Thursday, February 26, 2009

For 'The People Of The Book,' Jewish Culture Should Be About More Than Just A Bagel

Writing for The New Republic, Peter Miller describes how, upon entering a special exhibit
a sanctuary of civilization, was available to the roughly 10,000 people who in recent weeks packed the tenth-floor galleries at Sotheby's in New York to view the 13,000 books of the Valmadonna Trust collection. They were vouchsafed a vision as hallucinatory as any in Borges.

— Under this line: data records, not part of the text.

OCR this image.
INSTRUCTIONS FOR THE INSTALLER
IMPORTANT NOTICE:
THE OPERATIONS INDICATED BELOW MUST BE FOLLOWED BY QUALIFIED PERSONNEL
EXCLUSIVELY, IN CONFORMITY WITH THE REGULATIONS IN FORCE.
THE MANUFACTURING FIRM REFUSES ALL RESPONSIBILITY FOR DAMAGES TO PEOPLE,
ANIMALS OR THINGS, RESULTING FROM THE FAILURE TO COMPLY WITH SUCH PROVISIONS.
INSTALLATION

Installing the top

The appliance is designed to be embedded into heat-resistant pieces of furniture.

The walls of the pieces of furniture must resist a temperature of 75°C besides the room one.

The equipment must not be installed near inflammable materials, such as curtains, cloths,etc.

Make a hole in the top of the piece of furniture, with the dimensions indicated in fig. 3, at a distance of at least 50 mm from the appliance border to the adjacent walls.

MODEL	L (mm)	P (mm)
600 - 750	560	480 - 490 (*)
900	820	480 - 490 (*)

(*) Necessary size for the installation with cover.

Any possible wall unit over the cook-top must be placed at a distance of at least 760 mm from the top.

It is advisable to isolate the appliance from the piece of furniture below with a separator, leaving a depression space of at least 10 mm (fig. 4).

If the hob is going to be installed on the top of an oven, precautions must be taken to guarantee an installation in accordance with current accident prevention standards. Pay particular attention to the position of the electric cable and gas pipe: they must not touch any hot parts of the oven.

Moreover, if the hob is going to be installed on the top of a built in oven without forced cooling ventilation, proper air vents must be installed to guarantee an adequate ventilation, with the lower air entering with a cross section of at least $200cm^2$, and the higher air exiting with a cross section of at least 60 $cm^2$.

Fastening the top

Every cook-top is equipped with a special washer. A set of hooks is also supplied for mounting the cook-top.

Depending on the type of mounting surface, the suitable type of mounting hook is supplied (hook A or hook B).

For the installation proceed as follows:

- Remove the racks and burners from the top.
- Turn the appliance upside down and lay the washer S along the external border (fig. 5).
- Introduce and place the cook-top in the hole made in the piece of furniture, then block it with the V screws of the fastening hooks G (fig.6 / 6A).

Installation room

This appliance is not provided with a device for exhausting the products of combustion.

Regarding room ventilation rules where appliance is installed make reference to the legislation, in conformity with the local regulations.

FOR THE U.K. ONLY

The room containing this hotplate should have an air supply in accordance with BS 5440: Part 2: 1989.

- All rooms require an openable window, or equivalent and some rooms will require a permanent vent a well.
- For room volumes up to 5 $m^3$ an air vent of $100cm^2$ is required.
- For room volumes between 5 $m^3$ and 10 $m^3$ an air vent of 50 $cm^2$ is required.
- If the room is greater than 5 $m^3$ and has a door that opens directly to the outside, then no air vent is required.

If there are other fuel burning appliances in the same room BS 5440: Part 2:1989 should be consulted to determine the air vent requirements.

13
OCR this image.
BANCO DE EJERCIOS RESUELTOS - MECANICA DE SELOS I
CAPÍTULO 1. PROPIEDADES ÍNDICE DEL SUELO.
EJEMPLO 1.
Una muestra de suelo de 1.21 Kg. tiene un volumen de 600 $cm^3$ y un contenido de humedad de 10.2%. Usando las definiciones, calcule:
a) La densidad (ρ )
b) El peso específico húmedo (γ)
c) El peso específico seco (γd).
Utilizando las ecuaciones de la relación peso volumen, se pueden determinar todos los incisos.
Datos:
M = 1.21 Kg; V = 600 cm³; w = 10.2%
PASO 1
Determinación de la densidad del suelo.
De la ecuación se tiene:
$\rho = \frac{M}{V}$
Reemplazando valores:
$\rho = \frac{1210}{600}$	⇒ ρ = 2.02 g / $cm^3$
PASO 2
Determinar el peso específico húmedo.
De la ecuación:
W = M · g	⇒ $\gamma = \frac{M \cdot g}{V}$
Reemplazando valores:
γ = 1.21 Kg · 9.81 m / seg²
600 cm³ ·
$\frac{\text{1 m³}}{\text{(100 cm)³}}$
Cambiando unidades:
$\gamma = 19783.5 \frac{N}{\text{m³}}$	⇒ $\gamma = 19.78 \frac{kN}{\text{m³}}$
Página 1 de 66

This astounding collection was begun at the turn of the century, but for the past seven decades it has been in the hands and in the London home of the Antwerp-born Jack Lunzer, a dealer in industrial diamonds by day and a lover of Hebrew books by night. During these decades it has grown from a small collection focused on 16th-century Italian Hebrew imprints--in some sense a golden age of Hebrew printing--to one that has taken the entirety of the Jewish historical experience as its purview, "books that are not only rare but truly significant for illustrating and understanding the Jewish diaspora."
But more than being an astounding collection of Jewish books from centuries past, it is also a testimony to Jewish communities that once flourished and have since disappeared--in more ways than one:
And there is still another sense, proved at Sotheby's recently, in which the people are gone. The visitors who snaked along the ropes set up in the auction house's lobby and out the door and up the street were quite obviously Jews. Some wore the anachronistic dress of early modern Polish nobility, others the modern yeshiva fashions of Washington Heights and Brooklyn. But almost none of them, at least when I was visiting, had uncovered heads. What does this mean? In 1990, a scholar of modern American Jewry wrote a book about orthodox Jews entitled New York's Jewish Jews. Well, if books are the heritage of the Jews, then don't they belong to non-religious Jews as well? (I leave aside the bigger and even more important questions of why a show of this magnitude would attract only Jews, or what it would mean if the majority of the visitors were not Jews.)

Where were the non-religious Jews who are mesmerized by the traditional Jewish bookshelf? Is the demography of the audience for a high-end show of Hebrew books, like that of rallies in support of the State of Israel, revealing an ever greater split between identifying with things Jewish and identifying as Jewish? If it is true--and, I agree, this is a big "if," which of course requires million-dollar studies by foundations and sociologists before it can be discussed with all due seriousness--then we may be witnessing the deterioration of the idea that one can be "culturally Jewish." For if the Valmadonna Library documents anything, it is the culture of Jews, the Jewish culture of Jews, over the last five hundred years.
This opens what Jewish culture means today, where it is likely to be associated most easily with Jewish food than with anything else. At a time when American Jews will proclaim their concern for Israel--but list it low among their considerations when at the voting booth, just what is it that binds Jews today?

Today, 'Jewish culture' is more likely to refer to tastes and manners than to knowledge and values--and when it does refer to values, it more often refers to liberal values that have more to do with politics than Judaism.

What is happening to The People of the Book?